Monday, January 14, 2013

Zero Dark Thirty Review

By Steven McLain

Spoiler alert: bin Laden dies at the end.  But we all knew that going into the theater.  The really intriguing part of the movie isn't the outcome, but how it was achieved.  Like most things in life, the journey is just as important as the destination.  Especially when that journey comprises the biggest manhunt in human history, and is fraught with moral conundrums and political machinations beyond the movie theater.  The reason for all the fist wrangling is that the film-makers had extraordinary access to CIA agents and information about the manhunt for bin Laden and because the movie depicts aspects of "heightened interrogation techniques" beyond what was officially acknowledged.  Simply put, Zero Dark Thirty, directed by Kathryn Bigelow and starring Jessica Chastain, takes a hard look at the methods used to gather intelligence not only about the location of Osama bin Laden, but also forthcoming attacks such as the London and Madrid bombings.  In this respect, the filmmakers make a hard decision about how to portray coercive interrogations--torture. 

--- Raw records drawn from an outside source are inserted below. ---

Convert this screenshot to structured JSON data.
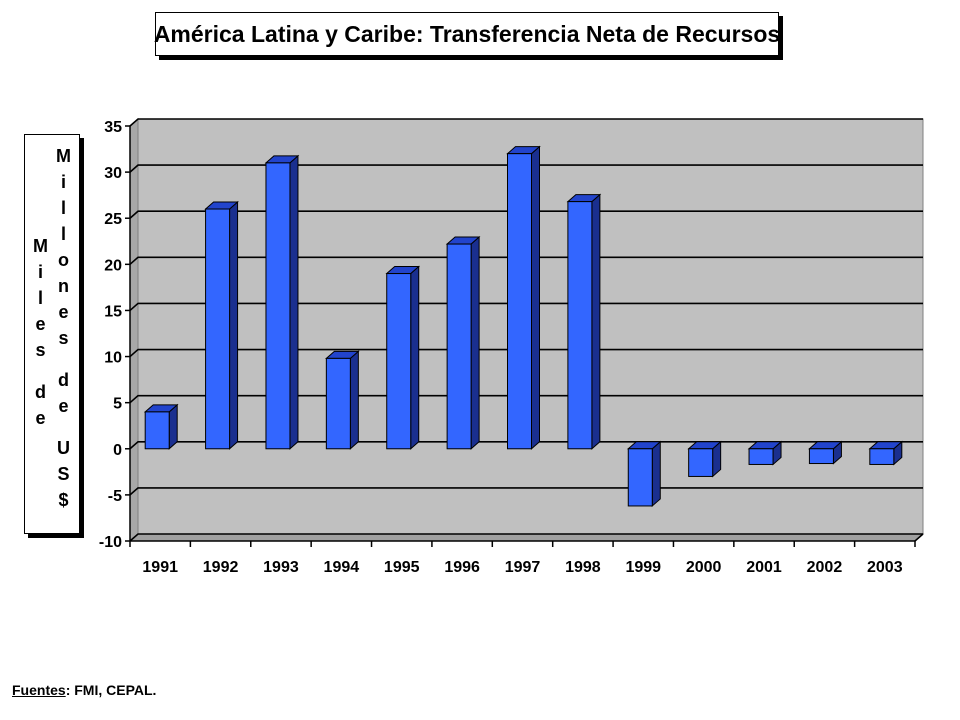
{
  "title": "América Latina y Caribe: Transferencia Neta de Recursos",
  "ylabel_lines": [
    "Miles de",
    "Millones de US$"
  ],
  "source": {
    "label": "Fuentes",
    "text": ":  FMI, CEPAL."
  },
  "colors": {
    "bar": "#3366ff",
    "plot_bg": "#c0c0c0",
    "grid": "#000000"
  },
  "chart_data": {
    "type": "bar",
    "title": "América Latina y Caribe: Transferencia Neta de Recursos",
    "ylabel": "Miles de Millones de US$",
    "xlabel": "",
    "categories": [
      "1991",
      "1992",
      "1993",
      "1994",
      "1995",
      "1996",
      "1997",
      "1998",
      "1999",
      "2000",
      "2001",
      "2002",
      "2003"
    ],
    "values": [
      4,
      26,
      31,
      9.8,
      19,
      22.2,
      32,
      26.8,
      -6.2,
      -3,
      -1.7,
      -1.6,
      -1.7
    ],
    "ylim": [
      -10,
      35
    ],
    "yticks": [
      35,
      30,
      25,
      20,
      15,
      10,
      5,
      0,
      -5,
      -10
    ],
    "grid": true,
    "legend": "none"
  }
}
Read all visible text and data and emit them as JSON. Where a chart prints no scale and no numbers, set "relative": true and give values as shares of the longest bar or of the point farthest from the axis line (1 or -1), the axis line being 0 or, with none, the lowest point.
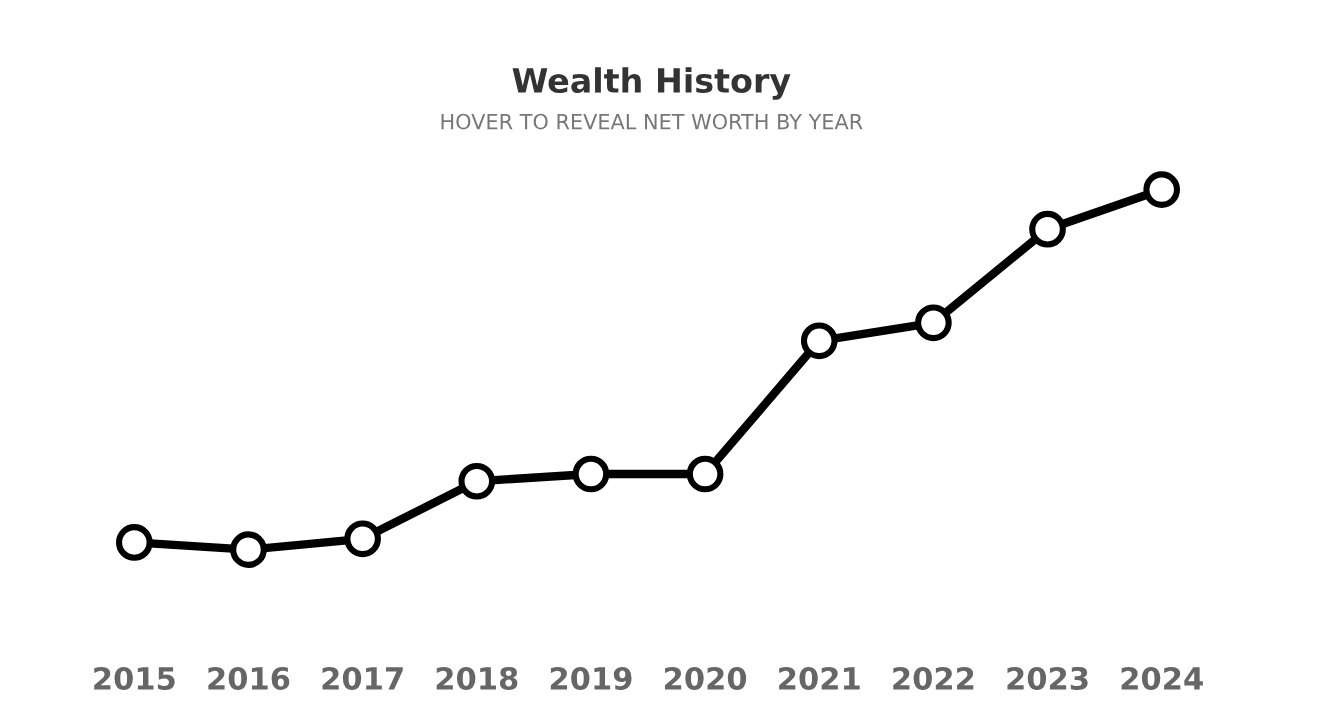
{
  "chart_data": {
    "type": "line",
    "title": "Wealth History",
    "subtitle": "HOVER TO REVEAL NET WORTH BY YEAR",
    "categories": [
      "2015",
      "2016",
      "2017",
      "2018",
      "2019",
      "2020",
      "2021",
      "2022",
      "2023",
      "2024"
    ],
    "series": [
      {
        "color": "#000000",
        "values": [
          0.02,
          0,
          0.03,
          0.19,
          0.21,
          0.21,
          0.58,
          0.63,
          0.89,
          1
        ]
      }
    ],
    "relative": true,
    "marker": "circle",
    "line_style": "solid",
    "grid": false,
    "tick_labels": "x"
  }
}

As a moral argument, few people would quibble over whether to use torture as a means to extract timely information that might prevent an attack, or save someone's life.  The old story goes something like this: a child has been kidnapped and the kidnapper has been caught, but the child has not been found and the kidnapper refuses to disclose the child's location.  Are law enforcement officers justified in using torture to extract that information and save the child's life? 

Lawmakers and intelligence agencies in the war against terror have contended that torture is a valuable and justifiable method for gathering intelligence that might prevent attacks against American interests.  But is torture justifiable in gathering information about the location of Osama bin Laden?  You could argue (and the movie does in passing) that by catching bin Laden further attacks could be prevented, especially attacks on American soil.  But politicians, and the American public, did quibble over the morality and legality of using torture to gather intelligence that would lead to his capture.  By that point, the war in Iraq had eclipsed the war in Afghanistan, and the hunt for bin Laden had been pushed the back burner.

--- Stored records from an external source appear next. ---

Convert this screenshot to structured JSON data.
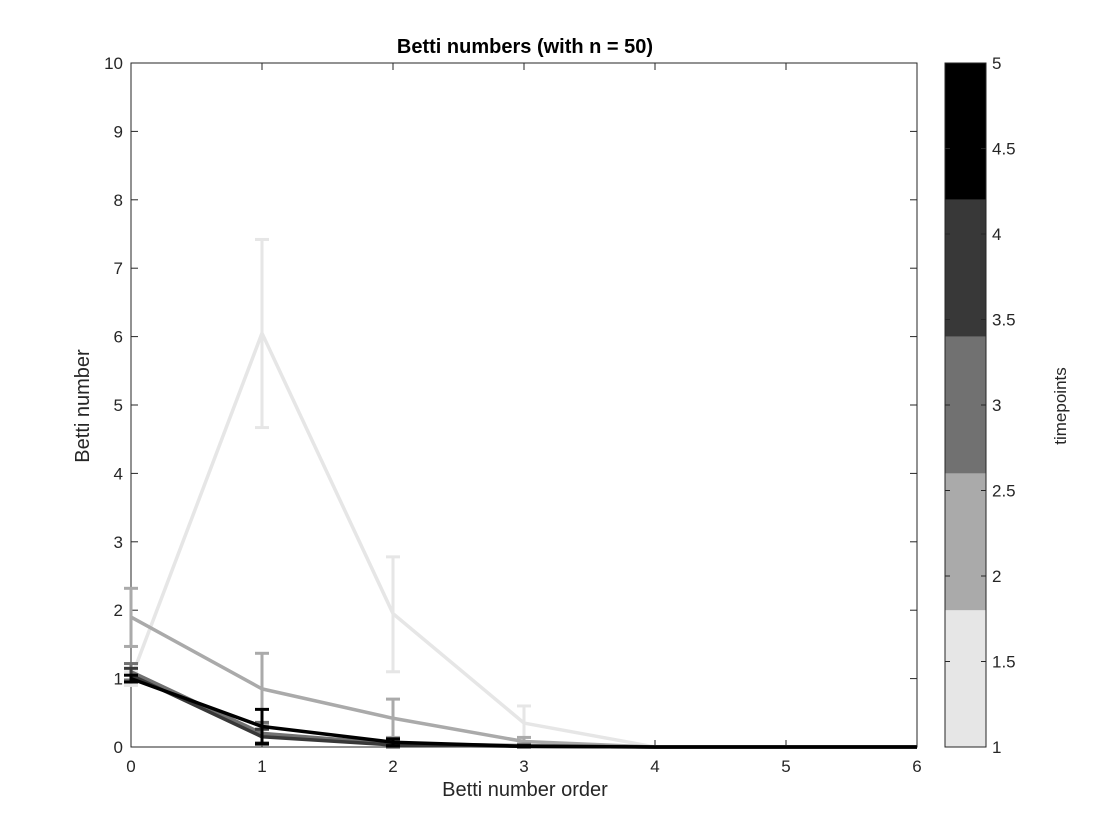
{
  "chart_data": {
    "type": "line",
    "title": "Betti numbers (with n = 50)",
    "xlabel": "Betti number order",
    "ylabel": "Betti number",
    "xlim": [
      0,
      6
    ],
    "ylim": [
      0,
      10
    ],
    "x_ticks": [
      "0",
      "1",
      "2",
      "3",
      "4",
      "5",
      "6"
    ],
    "y_ticks": [
      "0",
      "1",
      "2",
      "3",
      "4",
      "5",
      "6",
      "7",
      "8",
      "9",
      "10"
    ],
    "x": [
      0,
      1,
      2,
      3,
      4,
      5,
      6
    ],
    "grid": false,
    "series": [
      {
        "color": "#e6e6e6",
        "values": [
          1.0,
          6.05,
          1.95,
          0.35,
          0.0,
          0.0,
          0.0
        ],
        "err_low": [
          0.9,
          4.67,
          1.1,
          0.08,
          0.0,
          0.0,
          0.0
        ],
        "err_high": [
          1.1,
          7.42,
          2.78,
          0.6,
          0.0,
          0.0,
          0.0
        ]
      },
      {
        "color": "#aaaaaa",
        "values": [
          1.9,
          0.85,
          0.42,
          0.08,
          0.0,
          0.0,
          0.0
        ],
        "err_low": [
          1.47,
          0.33,
          0.14,
          0.02,
          0.0,
          0.0,
          0.0
        ],
        "err_high": [
          2.32,
          1.37,
          0.7,
          0.14,
          0.0,
          0.0,
          0.0
        ]
      },
      {
        "color": "#717171",
        "values": [
          1.1,
          0.2,
          0.05,
          0.02,
          0.0,
          0.0,
          0.0
        ],
        "err_low": [
          0.98,
          0.06,
          0.0,
          0.0,
          0.0,
          0.0,
          0.0
        ],
        "err_high": [
          1.22,
          0.36,
          0.1,
          0.04,
          0.0,
          0.0,
          0.0
        ]
      },
      {
        "color": "#383838",
        "values": [
          1.05,
          0.15,
          0.03,
          0.01,
          0.0,
          0.0,
          0.0
        ],
        "err_low": [
          0.95,
          0.04,
          0.0,
          0.0,
          0.0,
          0.0,
          0.0
        ],
        "err_high": [
          1.15,
          0.26,
          0.06,
          0.02,
          0.0,
          0.0,
          0.0
        ]
      },
      {
        "color": "#000000",
        "values": [
          1.0,
          0.3,
          0.07,
          0.01,
          0.0,
          0.0,
          0.0
        ],
        "err_low": [
          0.95,
          0.05,
          0.02,
          0.0,
          0.0,
          0.0,
          0.0
        ],
        "err_high": [
          1.05,
          0.55,
          0.12,
          0.02,
          0.0,
          0.0,
          0.0
        ]
      }
    ],
    "colorbar": {
      "label": "timepoints",
      "range": [
        1,
        5
      ],
      "ticks": [
        "1",
        "1.5",
        "2",
        "2.5",
        "3",
        "3.5",
        "4",
        "4.5",
        "5"
      ],
      "bands": [
        {
          "from": 1.0,
          "to": 1.8,
          "color": "#e6e6e6"
        },
        {
          "from": 1.8,
          "to": 2.6,
          "color": "#aaaaaa"
        },
        {
          "from": 2.6,
          "to": 3.4,
          "color": "#717171"
        },
        {
          "from": 3.4,
          "to": 4.2,
          "color": "#383838"
        },
        {
          "from": 4.2,
          "to": 5.0,
          "color": "#000000"
        }
      ]
    }
  }
}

Jessica Chastain as CIA agent Maya
The movie follows that back-burner effort, spearheaded by Maya's quixotic efforts to find Osama bin Laden.  Except that we know those efforts were far from in vain.  In fact, he was caught, he was killed, and it may have earned President Obama a second term in office.  It galvanized support for the president, and offered a viable excuse for withdrawing troops from Afghanistan.  It was a literal nail in the war on terror's coffin. 

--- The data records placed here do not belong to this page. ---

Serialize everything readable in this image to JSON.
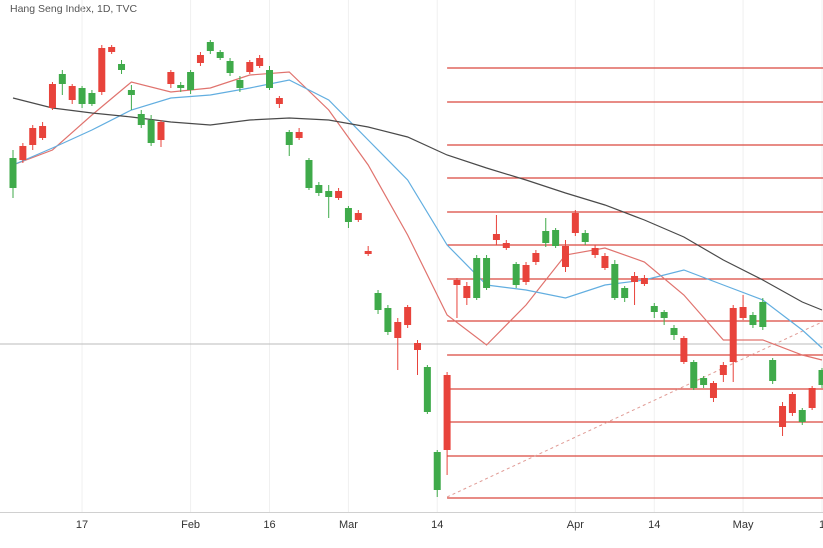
{
  "chart_data": {
    "type": "candlestick",
    "title": "Hang Seng Index, 1D, TVC",
    "categories": [
      null,
      null,
      null,
      null,
      null,
      null,
      null,
      "17",
      null,
      null,
      null,
      null,
      null,
      null,
      null,
      null,
      null,
      null,
      "Feb",
      null,
      null,
      null,
      null,
      null,
      null,
      null,
      "16",
      null,
      null,
      null,
      null,
      null,
      null,
      null,
      "Mar",
      null,
      null,
      null,
      null,
      null,
      null,
      null,
      null,
      "14",
      null,
      null,
      null,
      null,
      null,
      null,
      null,
      null,
      null,
      null,
      null,
      null,
      null,
      "Apr",
      null,
      null,
      null,
      null,
      null,
      null,
      null,
      "14",
      null,
      null,
      null,
      null,
      null,
      null,
      null,
      null,
      "May",
      null,
      null,
      null,
      null,
      null,
      null,
      null,
      "1"
    ],
    "open": [
      332,
      374,
      392,
      394,
      436,
      436,
      434,
      416,
      416,
      472,
      473,
      450,
      425,
      395,
      377,
      398,
      448,
      432,
      430,
      465,
      469,
      462,
      447,
      432,
      458,
      462,
      432,
      422,
      375,
      388,
      332,
      327,
      323,
      329,
      298,
      307,
      269,
      210,
      188,
      198,
      213,
      177,
      108,
      30,
      145,
      240,
      234,
      222,
      232,
      286,
      277,
      235,
      255,
      267,
      277,
      274,
      274,
      307,
      278,
      272,
      264,
      222,
      222,
      244,
      242,
      208,
      202,
      185,
      182,
      132,
      135,
      137,
      155,
      212,
      213,
      195,
      193,
      139,
      114,
      126,
      98,
      132,
      135
    ],
    "high": [
      370,
      377,
      395,
      398,
      438,
      450,
      436,
      434,
      430,
      475,
      475,
      460,
      435,
      410,
      405,
      400,
      450,
      438,
      450,
      468,
      480,
      470,
      462,
      444,
      460,
      465,
      454,
      424,
      390,
      392,
      362,
      338,
      335,
      332,
      314,
      310,
      274,
      230,
      215,
      202,
      215,
      180,
      155,
      70,
      148,
      242,
      238,
      265,
      265,
      305,
      280,
      258,
      258,
      270,
      302,
      292,
      280,
      310,
      290,
      275,
      267,
      260,
      234,
      248,
      245,
      217,
      210,
      195,
      184,
      160,
      144,
      139,
      158,
      215,
      225,
      208,
      222,
      162,
      118,
      128,
      112,
      134,
      152
    ],
    "low": [
      322,
      357,
      370,
      380,
      410,
      425,
      416,
      412,
      414,
      425,
      466,
      446,
      410,
      392,
      374,
      373,
      432,
      428,
      426,
      454,
      466,
      460,
      444,
      428,
      446,
      452,
      430,
      412,
      364,
      380,
      330,
      324,
      302,
      320,
      292,
      298,
      264,
      206,
      185,
      150,
      192,
      145,
      106,
      23,
      45,
      202,
      215,
      220,
      230,
      275,
      270,
      232,
      235,
      255,
      273,
      272,
      248,
      284,
      275,
      262,
      250,
      220,
      218,
      215,
      234,
      202,
      195,
      180,
      156,
      130,
      132,
      118,
      138,
      138,
      200,
      192,
      190,
      136,
      84,
      104,
      95,
      110,
      132
    ],
    "close": [
      362,
      360,
      375,
      382,
      412,
      446,
      420,
      432,
      427,
      428,
      468,
      456,
      430,
      406,
      400,
      380,
      436,
      435,
      448,
      457,
      478,
      468,
      459,
      440,
      448,
      454,
      450,
      416,
      388,
      382,
      360,
      335,
      329,
      322,
      312,
      300,
      266,
      227,
      212,
      182,
      195,
      170,
      153,
      68,
      70,
      235,
      222,
      262,
      262,
      280,
      272,
      256,
      238,
      258,
      289,
      290,
      253,
      287,
      287,
      265,
      252,
      256,
      232,
      238,
      236,
      214,
      208,
      192,
      158,
      158,
      142,
      122,
      145,
      158,
      202,
      205,
      218,
      160,
      93,
      107,
      110,
      112,
      150
    ],
    "up_color": "#3faa4a",
    "down_color": "#e8433b",
    "ylim": [
      8,
      520
    ],
    "grid": true,
    "series": [
      {
        "color": "#e0736e",
        "x": [
          0,
          4,
          8,
          12,
          16,
          20,
          24,
          28,
          32,
          36,
          40,
          44,
          48,
          52,
          56,
          60,
          64,
          68,
          72,
          76,
          80,
          82
        ],
        "values": [
          355,
          370,
          405,
          438,
          428,
          432,
          445,
          448,
          410,
          355,
          285,
          205,
          175,
          215,
          265,
          272,
          258,
          225,
          180,
          180,
          165,
          160
        ]
      },
      {
        "color": "#62aee0",
        "x": [
          0,
          4,
          8,
          12,
          16,
          20,
          24,
          28,
          32,
          36,
          40,
          44,
          48,
          52,
          56,
          60,
          64,
          68,
          72,
          76,
          80,
          82
        ],
        "values": [
          355,
          372,
          390,
          410,
          422,
          425,
          432,
          440,
          420,
          380,
          340,
          275,
          235,
          230,
          222,
          235,
          240,
          250,
          235,
          220,
          190,
          172
        ]
      },
      {
        "color": "#4a4a4a",
        "x": [
          0,
          4,
          8,
          12,
          16,
          20,
          24,
          28,
          32,
          36,
          40,
          44,
          48,
          52,
          56,
          60,
          64,
          68,
          72,
          76,
          80,
          82
        ],
        "values": [
          422,
          412,
          407,
          403,
          398,
          395,
          400,
          402,
          400,
          393,
          383,
          365,
          352,
          340,
          327,
          315,
          300,
          283,
          260,
          240,
          218,
          210
        ]
      }
    ],
    "levels": {
      "color": "#d9483f",
      "start": 44,
      "values": [
        452,
        418,
        375,
        342,
        308,
        275,
        241,
        199,
        165,
        131,
        98,
        64,
        22
      ]
    },
    "trendline": {
      "color": "#e09b95",
      "x": [
        44,
        82
      ],
      "values": [
        23,
        198
      ]
    },
    "price_line": {
      "color": "#bbbbbb",
      "value": 176
    }
  }
}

Zero Dark Thirty unflinchingly follows efforts to find bin Laden, and looks at the human cost (both to those being brutalized and the brutalizers) of so-called "enhanced interrogation techniques" and also at the way intelligence activities shifted toward electronic intelligence with the softening support of detainee programs on the homefront.  But the movie offers a look that is neither easy to classify, nor easy dismiss.  The character of Maya, whom the movie follows for much of the action (save the actual raid on the bin Laden compound, itself unsettling in its banality), is acknowledged from the beginning as "a killer."  She does not shirk from using torture, but the cost is plain on her face and we are left with a parting shot of her weeping--but are her tears catharsis or realization that her life is now meaningless, the majority of it devoted to finding and killing Osama bin Laden?

SEALs about to breach the bin Laden compound
Kathryn Bigelow manages to create a movie that is at once decisive and cloying, tempting the audience with answers but never fully revealing them.  Because, ultimately, the movie hopes to accurately represent reality, in which morality is never black and white, and answers are difficult to procure, if you can even stop to ask the right questions.  Are we, in those tears, meant to see ourselves?  Does Maya embody the American obsession with bin Laden?  And now that we took him out, the meaninglessness of our lives?  How do we confront the horrors of that obsession, and the cost we're still reaping in the Middle East?  These aren't easy questions to answer, but the movie declared brilliantly that they are questions we ought seriously to ponder.

Overall, I would recommend this movie to just about everybody.

1 comment:

  1. A very well directed and acted movie! Its like watching events of last decade from America's perspective (though it may be faulty at times). At a shorter length (20-25 minutes), this movie could have been an outstanding one. However, with good performances and good dialogues, it is still a very good movie to watch.